Age of onset of TTR-FAP among patients who carry the most common disease-causing genetic mutation, the Val30Met — which changes valine to methionine at amino acid 30 in the transthyretin (TTR) gene — can range from age 19 to 82. In addition, early, late and even asymptomatic cases of TTR-FAP can coexist within members of a family.

This diverse TTR-FAP onset pattern highlights how little is known about the underlying mechanisms of this rare disease. To gather additional insight, Portuguese researchers evaluated the impact of additional genetic alterations in genes other than TTR.

Studies in other genetic disorders have demonstrated that naturally occurring expansion of the coding sequence of some genes could contribute to the development of unrelated diseases.

This is the case with ATXN2 gene expansion, known to cause spinocerebellar ataxia type 2 (SCA2), but it has also been identified as a major contributor to the development of amyotrophic lateral sclerosis (ALS).

With this in mind, the team analyzed a panel of 10 genes that previously had been described as having such a disease-modifying effect in 329 Portuguese patients and 70 of their non-carrier relatives, from 123 TTR-FAP Val30Met families.

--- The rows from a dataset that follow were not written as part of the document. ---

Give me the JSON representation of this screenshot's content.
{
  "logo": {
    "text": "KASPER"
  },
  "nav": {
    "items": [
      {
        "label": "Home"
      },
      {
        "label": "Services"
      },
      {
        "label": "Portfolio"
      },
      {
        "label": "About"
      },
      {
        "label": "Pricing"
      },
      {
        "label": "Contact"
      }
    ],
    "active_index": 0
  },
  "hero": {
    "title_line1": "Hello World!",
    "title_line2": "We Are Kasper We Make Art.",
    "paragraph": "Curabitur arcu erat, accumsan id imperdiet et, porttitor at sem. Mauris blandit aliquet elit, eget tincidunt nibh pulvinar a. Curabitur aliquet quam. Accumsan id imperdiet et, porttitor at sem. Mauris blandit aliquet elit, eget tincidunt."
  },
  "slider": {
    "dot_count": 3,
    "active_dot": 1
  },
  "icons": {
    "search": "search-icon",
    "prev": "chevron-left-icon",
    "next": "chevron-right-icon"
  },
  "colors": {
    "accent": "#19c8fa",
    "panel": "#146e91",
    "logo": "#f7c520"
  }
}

The genetic analysis revealed that all tested genes — ATXN1, ATXN2, ATXN3, ATXN7, TBP, ATN1, HTT, JPH3, AR, and DMPK — had CAG repeats in their coding sequence, but in numbers to be considered non-disease-causing.

The length of the repeats in nine of the 10 genes was not found to be associated with the variability of TTR-FAP onset in the study population. But for ATXN2, the team found that patients who had one copy of the gene with more than 22 repeats had an earlier mean onset (almost six years) than patients with shorter ATXN2 versions.

In the general population, CAG repeats in this gene range from 14 to 31. In contrast, the repeats’ length was not so variable within this TTR-FAP population, ranging between 22 and 27 repeats.

Patients who had two copies of the ATXN2 gene with 22 CAG repeats had a mean age at onset of 40.92 years, whereas those with at least one longer gene copy had the disease at mean 35.63 years. Onset of the disease occurred significantly earlier in men than in women.

Supported by these findings, the team believes that CAG23-28 repeats in “ATXN2 might influence TTR aggregation and amyloid fibril formation” characteristic of TTR-FAP, “contributing as a risk factor to neurodegeneration.”

Additional studies are warranted to further explore the impact of ATXN2 gene length and the progression of TTR-FAP.